由於 TagSoup 處理過的 HTML 文件，含有 default namespace 的定義，使用 XPath 選取元素時，一定要在路徑的標籤或屬性前，加上 html 這個 prefix，才能對應到元素。
TagSoup 處理過的 HTML 文件，其元素標籤若含有 prefix 定義，即使 prefix 是 html，都會被修改並對應到 urn:x-prefix:html 這樣的 URI（參考 TagSoup 原始碼中 Parser 類別的 foreign() 函數、ElementType 類別的 namespace() 函數以及 change log），因而使該標籤對應不到原本正確的 namespace 的 URI。導致使用了該 prefix 的 XPath 路徑，也對應不到正確的標籤。（原本應該能正確對應的，這一點可以經由使用 JDOM 內建的 XML 解析器的實驗證明。）

思考可能的解決方案

內建的 XML 解析器不會有 namespace 的問題，但是無法處理 non-well-formed HTML。顯然此路不通…。

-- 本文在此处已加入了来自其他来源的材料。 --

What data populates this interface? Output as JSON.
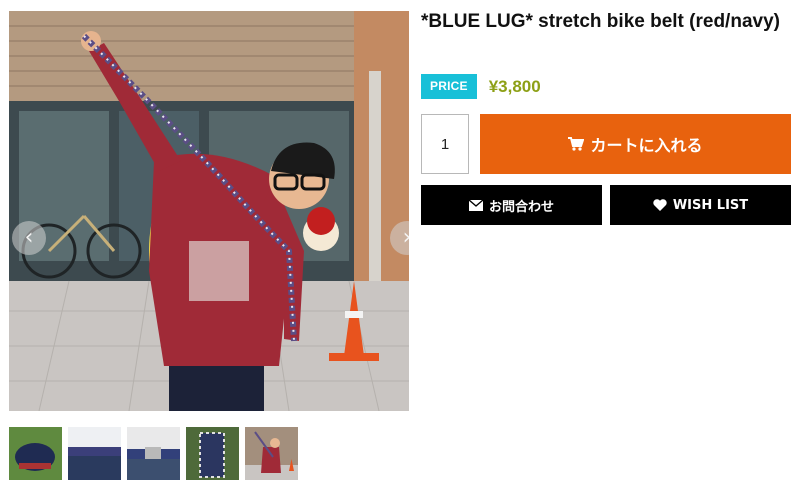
{
  "product": {
    "title": "*BLUE LUG* stretch bike belt (red/navy)",
    "price_badge": "PRICE",
    "price": "¥3,800",
    "quantity": "1"
  },
  "gallery": {
    "main_image_alt": "Man in red jersey stretching a red/navy bike belt overhead in front of a shop",
    "prev_symbol": "‹",
    "next_symbol": "›",
    "thumbnail_count": 5
  },
  "actions": {
    "cart_label": "カートに入れる",
    "inquiry_label": "お問合わせ",
    "wish_label": "WISH LIST"
  },
  "icons": {
    "cart": "cart-icon",
    "inquiry": "envelope-icon",
    "wish": "heart-icon",
    "prev": "chevron-left-icon",
    "next": "chevron-right-icon"
  },
  "colors": {
    "price_badge": "#18c0d8",
    "price_text": "#8da016",
    "cart_button": "#e8620e",
    "secondary_buttons": "#000000"
  }
}
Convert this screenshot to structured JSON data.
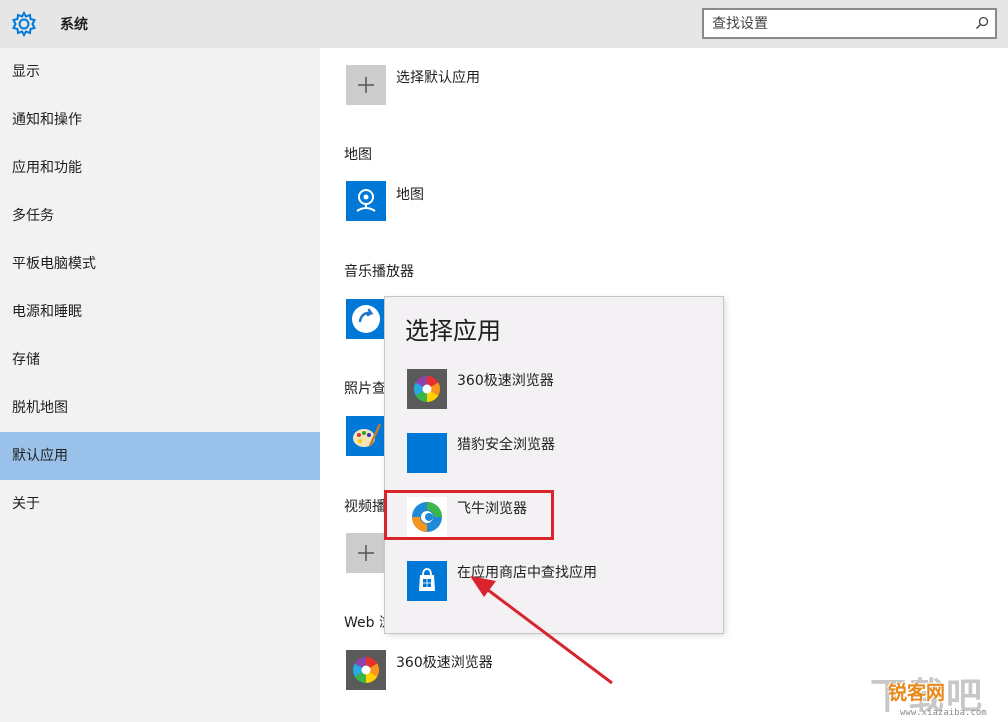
{
  "header": {
    "title": "系统",
    "search_placeholder": "查找设置"
  },
  "sidebar": {
    "items": [
      {
        "label": "显示"
      },
      {
        "label": "通知和操作"
      },
      {
        "label": "应用和功能"
      },
      {
        "label": "多任务"
      },
      {
        "label": "平板电脑模式"
      },
      {
        "label": "电源和睡眠"
      },
      {
        "label": "存储"
      },
      {
        "label": "脱机地图"
      },
      {
        "label": "默认应用",
        "active": true
      },
      {
        "label": "关于"
      }
    ]
  },
  "main": {
    "choose_default_label": "选择默认应用",
    "maps": {
      "heading": "地图",
      "app": "地图"
    },
    "music": {
      "heading": "音乐播放器"
    },
    "photo": {
      "heading_visible": "照片查"
    },
    "video": {
      "heading_visible": "视频播"
    },
    "web": {
      "heading_visible": "Web 浏",
      "app": "360极速浏览器"
    }
  },
  "popup": {
    "title": "选择应用",
    "items": [
      {
        "label": "360极速浏览器",
        "icon": "360-browser-icon"
      },
      {
        "label": "猎豹安全浏览器",
        "icon": "liebao-browser-icon"
      },
      {
        "label": "飞牛浏览器",
        "icon": "feiniu-browser-icon",
        "highlighted": true
      },
      {
        "label": "在应用商店中查找应用",
        "icon": "store-icon"
      }
    ]
  },
  "watermark": {
    "big": "下载吧",
    "text": "锐客网",
    "url": "www.xiazaiba.com"
  },
  "colors": {
    "header_bg": "#e6e6e6",
    "sidebar_bg": "#f2f2f2",
    "active_item": "#99c1ea",
    "tile_blue": "#0078d7",
    "highlight_red": "#d9232d"
  }
}
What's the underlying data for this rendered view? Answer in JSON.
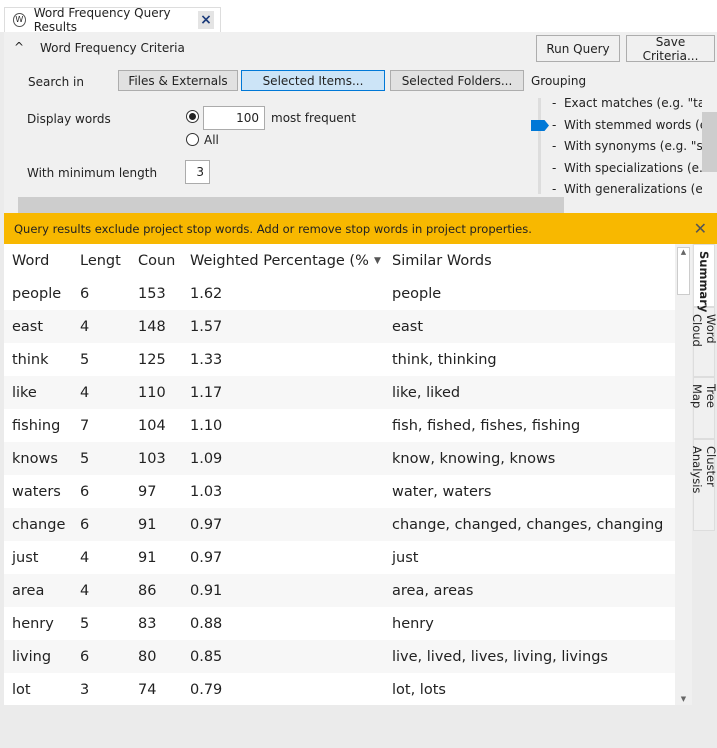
{
  "tab": {
    "title": "Word Frequency Query Results",
    "close": "×"
  },
  "criteria": {
    "title": "Word Frequency Criteria",
    "run": "Run Query",
    "save": "Save Criteria...",
    "search_in": "Search in",
    "files": "Files & Externals",
    "items": "Selected Items...",
    "folders": "Selected Folders...",
    "display_words": "Display words",
    "count": "100",
    "most_frequent": "most frequent",
    "all": "All",
    "min_length_label": "With minimum length",
    "min_length": "3",
    "grouping": "Grouping",
    "grouping_options": [
      "Exact matches (e.g. \"talk\"",
      "With stemmed words (e.g",
      "With synonyms (e.g. \"spe",
      "With specializations (e.g.",
      "With generalizations (e.g."
    ],
    "grouping_selected": 1
  },
  "warning": "Query results exclude project stop words. Add or remove stop words in project properties.",
  "table": {
    "headers": [
      "Word",
      "Lengt",
      "Coun",
      "Weighted Percentage (%",
      "Similar Words"
    ],
    "rows": [
      [
        "people",
        "6",
        "153",
        "1.62",
        "people"
      ],
      [
        "east",
        "4",
        "148",
        "1.57",
        "east"
      ],
      [
        "think",
        "5",
        "125",
        "1.33",
        "think, thinking"
      ],
      [
        "like",
        "4",
        "110",
        "1.17",
        "like, liked"
      ],
      [
        "fishing",
        "7",
        "104",
        "1.10",
        "fish, fished, fishes, fishing"
      ],
      [
        "knows",
        "5",
        "103",
        "1.09",
        "know, knowing, knows"
      ],
      [
        "waters",
        "6",
        "97",
        "1.03",
        "water, waters"
      ],
      [
        "change",
        "6",
        "91",
        "0.97",
        "change, changed, changes, changing"
      ],
      [
        "just",
        "4",
        "91",
        "0.97",
        "just"
      ],
      [
        "area",
        "4",
        "86",
        "0.91",
        "area, areas"
      ],
      [
        "henry",
        "5",
        "83",
        "0.88",
        "henry"
      ],
      [
        "living",
        "6",
        "80",
        "0.85",
        "live, lived, lives, living, livings"
      ],
      [
        "lot",
        "3",
        "74",
        "0.79",
        "lot, lots"
      ]
    ]
  },
  "side_tabs": [
    "Summary",
    "Word Cloud",
    "Tree Map",
    "Cluster Analysis"
  ],
  "colors": {
    "warning": "#f8b800",
    "accent": "#0078d7"
  }
}
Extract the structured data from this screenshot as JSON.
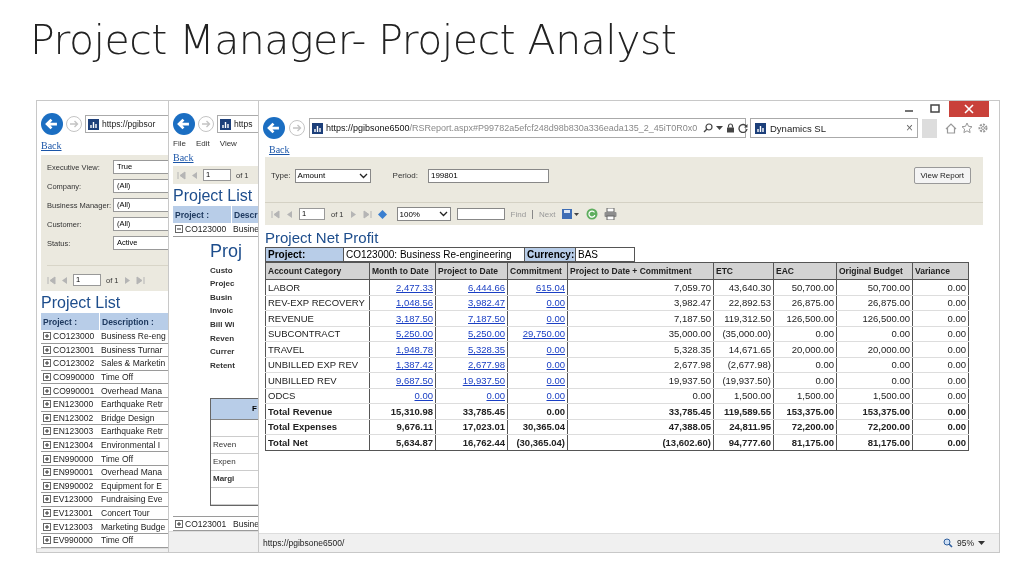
{
  "slide": {
    "title": "Project Manager- Project Analyst"
  },
  "back_window": {
    "address": "https://pgibsor",
    "back_link": "Back",
    "filters": [
      {
        "label": "Executive View:",
        "value": "True"
      },
      {
        "label": "Company:",
        "value": "(All)"
      },
      {
        "label": "Business Manager:",
        "value": "(All)"
      },
      {
        "label": "Customer:",
        "value": "(All)"
      },
      {
        "label": "Status:",
        "value": "Active"
      }
    ],
    "pager": {
      "page": "1",
      "of": "of 1"
    },
    "report_title": "Project List",
    "columns": [
      "Project :",
      "Description :"
    ],
    "rows": [
      {
        "expanded": false,
        "project": "CO123000",
        "description": "Business Re-eng"
      },
      {
        "expanded": false,
        "project": "CO123001",
        "description": "Business Turnar"
      },
      {
        "expanded": false,
        "project": "CO123002",
        "description": "Sales & Marketin"
      },
      {
        "expanded": false,
        "project": "CO990000",
        "description": "Time Off"
      },
      {
        "expanded": false,
        "project": "CO990001",
        "description": "Overhead Mana"
      },
      {
        "expanded": false,
        "project": "EN123000",
        "description": "Earthquake Retr"
      },
      {
        "expanded": false,
        "project": "EN123002",
        "description": "Bridge Design"
      },
      {
        "expanded": false,
        "project": "EN123003",
        "description": "Earthquake Retr"
      },
      {
        "expanded": false,
        "project": "EN123004",
        "description": "Environmental I"
      },
      {
        "expanded": false,
        "project": "EN990000",
        "description": "Time Off"
      },
      {
        "expanded": false,
        "project": "EN990001",
        "description": "Overhead Mana"
      },
      {
        "expanded": false,
        "project": "EN990002",
        "description": "Equipment for E"
      },
      {
        "expanded": false,
        "project": "EV123000",
        "description": "Fundraising Eve"
      },
      {
        "expanded": false,
        "project": "EV123001",
        "description": "Concert Tour"
      },
      {
        "expanded": false,
        "project": "EV123003",
        "description": "Marketing Budge"
      },
      {
        "expanded": false,
        "project": "EV990000",
        "description": "Time Off"
      }
    ]
  },
  "middle_window": {
    "address": "https",
    "menu": [
      "File",
      "Edit",
      "View"
    ],
    "back_link": "Back",
    "pager": {
      "page": "1",
      "of": "of 1"
    },
    "report_title": "Project List",
    "columns": [
      "Project :",
      "Descr"
    ],
    "rows": [
      {
        "expanded": true,
        "project": "CO123000",
        "description": "Busine",
        "detail": {
          "heading": "Proj",
          "fields": [
            "Custo",
            "Projec",
            "Busin",
            "Invoic",
            "Bill Wi",
            "Reven",
            "Currer",
            "Retent"
          ],
          "summary": {
            "header": "F",
            "rows": [
              {
                "label": "Reven",
                "bold": false
              },
              {
                "label": "Expen",
                "bold": false
              },
              {
                "label": "Margi",
                "bold": true
              }
            ]
          }
        }
      },
      {
        "expanded": false,
        "project": "CO123001",
        "description": "Busine"
      }
    ]
  },
  "front_window": {
    "address": {
      "host": "https://pgibsone6500",
      "path": "/RSReport.aspx#P99782a5efcf248d98b830a336eada135_2_45iT0R0x0"
    },
    "tab": {
      "title": "Dynamics SL",
      "close": "×"
    },
    "back_link": "Back",
    "parameters": {
      "type_label": "Type:",
      "type_value": "Amount",
      "period_label": "Period:",
      "period_value": "199801",
      "button": "View Report"
    },
    "toolbar": {
      "page": "1",
      "of": "of 1",
      "zoom": "100%",
      "find": "Find",
      "next": "Next"
    },
    "report_title": "Project Net Profit",
    "header": {
      "project_label": "Project:",
      "project_value": "CO123000: Business Re-engineering",
      "currency_label": "Currency:",
      "currency_value": "BAS"
    },
    "columns": [
      "Account Category",
      "Month to Date",
      "Project to Date",
      "Commitment",
      "Project to Date + Commitment",
      "ETC",
      "EAC",
      "Original Budget",
      "Variance"
    ],
    "rows": [
      {
        "kind": "detail",
        "category": "LABOR",
        "values": [
          "2,477.33",
          "6,444.66",
          "615.04",
          "7,059.70",
          "43,640.30",
          "50,700.00",
          "50,700.00",
          "0.00"
        ]
      },
      {
        "kind": "detail",
        "category": "REV-EXP RECOVERY",
        "values": [
          "1,048.56",
          "3,982.47",
          "0.00",
          "3,982.47",
          "22,892.53",
          "26,875.00",
          "26,875.00",
          "0.00"
        ]
      },
      {
        "kind": "detail",
        "category": "REVENUE",
        "values": [
          "3,187.50",
          "7,187.50",
          "0.00",
          "7,187.50",
          "119,312.50",
          "126,500.00",
          "126,500.00",
          "0.00"
        ]
      },
      {
        "kind": "detail",
        "category": "SUBCONTRACT",
        "values": [
          "5,250.00",
          "5,250.00",
          "29,750.00",
          "35,000.00",
          "(35,000.00)",
          "0.00",
          "0.00",
          "0.00"
        ]
      },
      {
        "kind": "detail",
        "category": "TRAVEL",
        "values": [
          "1,948.78",
          "5,328.35",
          "0.00",
          "5,328.35",
          "14,671.65",
          "20,000.00",
          "20,000.00",
          "0.00"
        ]
      },
      {
        "kind": "detail",
        "category": "UNBILLED EXP REV",
        "values": [
          "1,387.42",
          "2,677.98",
          "0.00",
          "2,677.98",
          "(2,677.98)",
          "0.00",
          "0.00",
          "0.00"
        ]
      },
      {
        "kind": "detail",
        "category": "UNBILLED REV",
        "values": [
          "9,687.50",
          "19,937.50",
          "0.00",
          "19,937.50",
          "(19,937.50)",
          "0.00",
          "0.00",
          "0.00"
        ]
      },
      {
        "kind": "detail",
        "category": "ODCS",
        "values": [
          "0.00",
          "0.00",
          "0.00",
          "0.00",
          "1,500.00",
          "1,500.00",
          "1,500.00",
          "0.00"
        ]
      },
      {
        "kind": "total",
        "category": "Total Revenue",
        "values": [
          "15,310.98",
          "33,785.45",
          "0.00",
          "33,785.45",
          "119,589.55",
          "153,375.00",
          "153,375.00",
          "0.00"
        ]
      },
      {
        "kind": "total",
        "category": "Total Expenses",
        "values": [
          "9,676.11",
          "17,023.01",
          "30,365.04",
          "47,388.05",
          "24,811.95",
          "72,200.00",
          "72,200.00",
          "0.00"
        ]
      },
      {
        "kind": "total",
        "category": "Total Net",
        "values": [
          "5,634.87",
          "16,762.44",
          "(30,365.04)",
          "(13,602.60)",
          "94,777.60",
          "81,175.00",
          "81,175.00",
          "0.00"
        ]
      }
    ],
    "status_bar": {
      "url": "https://pgibsone6500/",
      "zoom": "95%"
    }
  }
}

TagSoup 可以處理 non-well-formed HTML，但是會有 namseapce 問題。該是時候放棄 TagSoup，另找一個 HTML 解析器了嗎？還是如果我們可以配合 TagSoup 輸出的 namespace 定義，在 XPath 中一律使用 html prefix；或是，相反地，讓 TagSoup 不輸出 namespace 。是否就可以解決問題呢？（雖然邏輯上還存在著一個完美的可能性，就是讓 TagSoup 不輸出 default namespace，也同時能保留外部 namespace 的定義，不過這並不容易達到。這已牽涉到 TagSoup 的設計架構了，除非大幅修改 TagSoup 的架構，讓它正確處理外部 namespace 的定義。但是這已經超出本文的目的了。）

試著分析一下這兩種方法的優劣：

	在 XPath 路徑中一律使用 prefix	關掉 TagSoup 對 namespace 的處理
致命缺點	由於 TagSoup 不處理外部 namespace 定義，即使使用 prefix 依然不能對應多個 namespace。	可能造成 namespace 衝突。
缺點	手動撰寫 prefix，容易遺漏，既麻煩又容易出錯。若 XPath 是開放給使用者輸入，則必須強迫、提醒使用者記得加入 `html` prefix，不友善又麻煩又容易出錯。	需要一些技巧才能關掉或移除 namespace。
優點	可以利用程式自動追加 `html` prefix，避免上述缺點。符合 XPath 規範。	XPath 寫法比較不繁瑣。

接下來，讓我詳細說明這兩種作法。

方法一：在 XPath 路徑中，一律使用 prefix

首先，若 HTML 中不含其他 namespace 的定義，除了前面提到的，可能會比較麻煩或不友善的問題，這其實是比較好，比較正規的解決方式。但若是 HTML 中另含有其他 namespace 定義（譬如 Google News 中，另外定義了 data namespace），則會被 TagSoup 移除，造成錯誤。真可惜，如果 TagSoup 不會移除其他的 namespace 就好了，畢竟這是比較完善的解決方案。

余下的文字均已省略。